Pernyataan yang disampaikan, Ngkeros Maksimus, dalam orasi politiknya saat berkampanye yang berlangsung di Rampa Sasa, tegas Ahang, telah nyata menyudutkan pribadi orang (personal) dari seorang Heri Nabit.
“Contoh seperti yang disebut oleh paslon nomor urut 1 Ngkeros maksimus, (sehingga ho ite ga ema daku, amang daku, ase kae daku, kesa daku, nenggitu kole ise inang, ende, weta agu ipar daku,mai gah, cama laing lite pande di’an kole Manggarai ho,o gah, cama laing lite. Pu’ung keta ce mai Rampa Sasa, neka teing can suara hi Heri Nabit, no,o. Dia sudah menghancurkan Manggarai, dia sudah menghancurkan Manggarai ini), artinya yang dia sebut Heri Nabit merupakan tuduhan palsu atau belum terbukti, atau melalui hal-hal yang tidak relevan terkait kapasitasnya sebagai pemimpin.

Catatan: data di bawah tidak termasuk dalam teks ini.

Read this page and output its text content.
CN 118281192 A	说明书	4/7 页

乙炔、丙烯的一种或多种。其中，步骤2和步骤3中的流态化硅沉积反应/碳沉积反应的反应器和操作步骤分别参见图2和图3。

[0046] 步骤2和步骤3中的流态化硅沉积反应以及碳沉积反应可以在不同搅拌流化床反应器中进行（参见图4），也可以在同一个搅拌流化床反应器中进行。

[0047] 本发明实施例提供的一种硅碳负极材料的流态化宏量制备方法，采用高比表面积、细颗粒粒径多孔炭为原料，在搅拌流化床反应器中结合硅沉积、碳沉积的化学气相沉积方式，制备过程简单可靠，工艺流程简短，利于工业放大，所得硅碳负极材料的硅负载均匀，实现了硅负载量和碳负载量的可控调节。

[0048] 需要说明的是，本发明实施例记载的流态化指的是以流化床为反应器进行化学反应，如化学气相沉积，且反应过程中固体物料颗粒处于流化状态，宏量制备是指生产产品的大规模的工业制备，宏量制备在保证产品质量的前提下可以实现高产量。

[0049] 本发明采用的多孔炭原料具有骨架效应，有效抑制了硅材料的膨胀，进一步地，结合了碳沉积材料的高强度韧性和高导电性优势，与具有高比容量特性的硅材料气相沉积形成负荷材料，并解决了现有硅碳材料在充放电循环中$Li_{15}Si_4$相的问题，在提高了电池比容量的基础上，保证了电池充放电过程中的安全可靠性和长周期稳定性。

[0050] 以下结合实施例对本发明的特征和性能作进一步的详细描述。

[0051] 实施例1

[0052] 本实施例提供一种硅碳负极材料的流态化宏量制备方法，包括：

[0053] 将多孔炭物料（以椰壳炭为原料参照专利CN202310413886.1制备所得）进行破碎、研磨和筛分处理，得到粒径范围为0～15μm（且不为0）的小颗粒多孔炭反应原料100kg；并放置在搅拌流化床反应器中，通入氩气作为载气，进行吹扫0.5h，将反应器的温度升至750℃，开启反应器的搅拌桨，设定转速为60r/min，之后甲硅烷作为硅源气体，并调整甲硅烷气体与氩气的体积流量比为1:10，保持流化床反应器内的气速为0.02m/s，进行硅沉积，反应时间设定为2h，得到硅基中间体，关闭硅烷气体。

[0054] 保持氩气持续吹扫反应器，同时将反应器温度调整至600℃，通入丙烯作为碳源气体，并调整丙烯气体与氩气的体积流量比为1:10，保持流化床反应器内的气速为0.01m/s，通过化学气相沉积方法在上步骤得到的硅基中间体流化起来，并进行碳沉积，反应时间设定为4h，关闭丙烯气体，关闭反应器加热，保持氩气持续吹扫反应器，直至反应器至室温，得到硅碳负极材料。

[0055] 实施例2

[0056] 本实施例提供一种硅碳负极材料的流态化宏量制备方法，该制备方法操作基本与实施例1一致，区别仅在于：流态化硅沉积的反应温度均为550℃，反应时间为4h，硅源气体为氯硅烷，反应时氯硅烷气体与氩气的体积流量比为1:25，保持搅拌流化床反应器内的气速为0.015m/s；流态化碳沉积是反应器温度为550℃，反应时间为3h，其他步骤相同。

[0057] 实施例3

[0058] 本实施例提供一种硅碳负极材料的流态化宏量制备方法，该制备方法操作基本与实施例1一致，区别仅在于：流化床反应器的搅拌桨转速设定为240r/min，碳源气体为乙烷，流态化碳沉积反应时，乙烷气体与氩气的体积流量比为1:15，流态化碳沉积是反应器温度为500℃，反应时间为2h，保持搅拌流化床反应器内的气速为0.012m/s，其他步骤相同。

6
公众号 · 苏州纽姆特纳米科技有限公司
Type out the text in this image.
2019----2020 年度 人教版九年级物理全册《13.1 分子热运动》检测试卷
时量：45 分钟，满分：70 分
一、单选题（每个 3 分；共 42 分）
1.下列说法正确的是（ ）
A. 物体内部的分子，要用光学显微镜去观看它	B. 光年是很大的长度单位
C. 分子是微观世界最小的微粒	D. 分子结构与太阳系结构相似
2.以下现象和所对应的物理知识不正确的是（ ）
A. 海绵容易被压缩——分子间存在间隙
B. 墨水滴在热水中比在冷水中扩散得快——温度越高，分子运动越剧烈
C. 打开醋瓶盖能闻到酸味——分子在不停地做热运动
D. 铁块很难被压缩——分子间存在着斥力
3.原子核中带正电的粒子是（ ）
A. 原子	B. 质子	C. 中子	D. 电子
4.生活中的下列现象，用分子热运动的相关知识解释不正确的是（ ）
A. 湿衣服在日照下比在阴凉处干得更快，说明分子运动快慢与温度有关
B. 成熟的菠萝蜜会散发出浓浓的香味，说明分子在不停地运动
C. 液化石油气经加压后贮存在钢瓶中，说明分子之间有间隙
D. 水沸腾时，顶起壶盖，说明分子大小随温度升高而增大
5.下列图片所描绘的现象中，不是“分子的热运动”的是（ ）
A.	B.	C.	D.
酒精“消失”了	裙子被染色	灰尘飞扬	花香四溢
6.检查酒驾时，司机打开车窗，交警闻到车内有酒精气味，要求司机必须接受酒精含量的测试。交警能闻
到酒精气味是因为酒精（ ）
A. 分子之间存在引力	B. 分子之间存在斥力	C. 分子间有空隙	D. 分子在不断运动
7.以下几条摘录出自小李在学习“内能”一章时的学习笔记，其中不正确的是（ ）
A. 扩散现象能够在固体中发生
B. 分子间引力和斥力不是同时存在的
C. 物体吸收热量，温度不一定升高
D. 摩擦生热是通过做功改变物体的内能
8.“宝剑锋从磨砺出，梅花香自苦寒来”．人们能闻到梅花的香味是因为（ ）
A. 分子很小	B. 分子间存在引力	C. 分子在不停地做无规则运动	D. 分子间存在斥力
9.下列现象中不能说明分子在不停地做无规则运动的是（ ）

Kampanye Hitam Ngkeros Maksimus ke Tahap Penyidikan
Dalam penanganan kasus Tindak Pidana Pemilihan yang melilit Ngkeros Maksimus, kata Ahang, tim penyidik Sentra Gakkumdu telah memiliki kesimpulan.
“Menurut Polisi ada unsur tindak pidananya dan itu clear. Maka dari itu dinaikan statusnya ke tingkat penyidikan,” tegas mantan anggota DPRD Manggarai ini.
Output dari hasil penyidikan ini, jelas Ahang, ada penetapan tersangka “setelah hari senin kita akan tau siapa tersangkanya nanti”.
Ahang yang juga sebagai Pelapor dalam kasus tindak pidana pemilihan yang menyeret nama Cabup Ngkeros Maksimus, menegaskan dalam penanganan kasus tersebut tidak terpengaruh dengan pendapat hukum atau opini masyarakat yang berseliweran saat ini.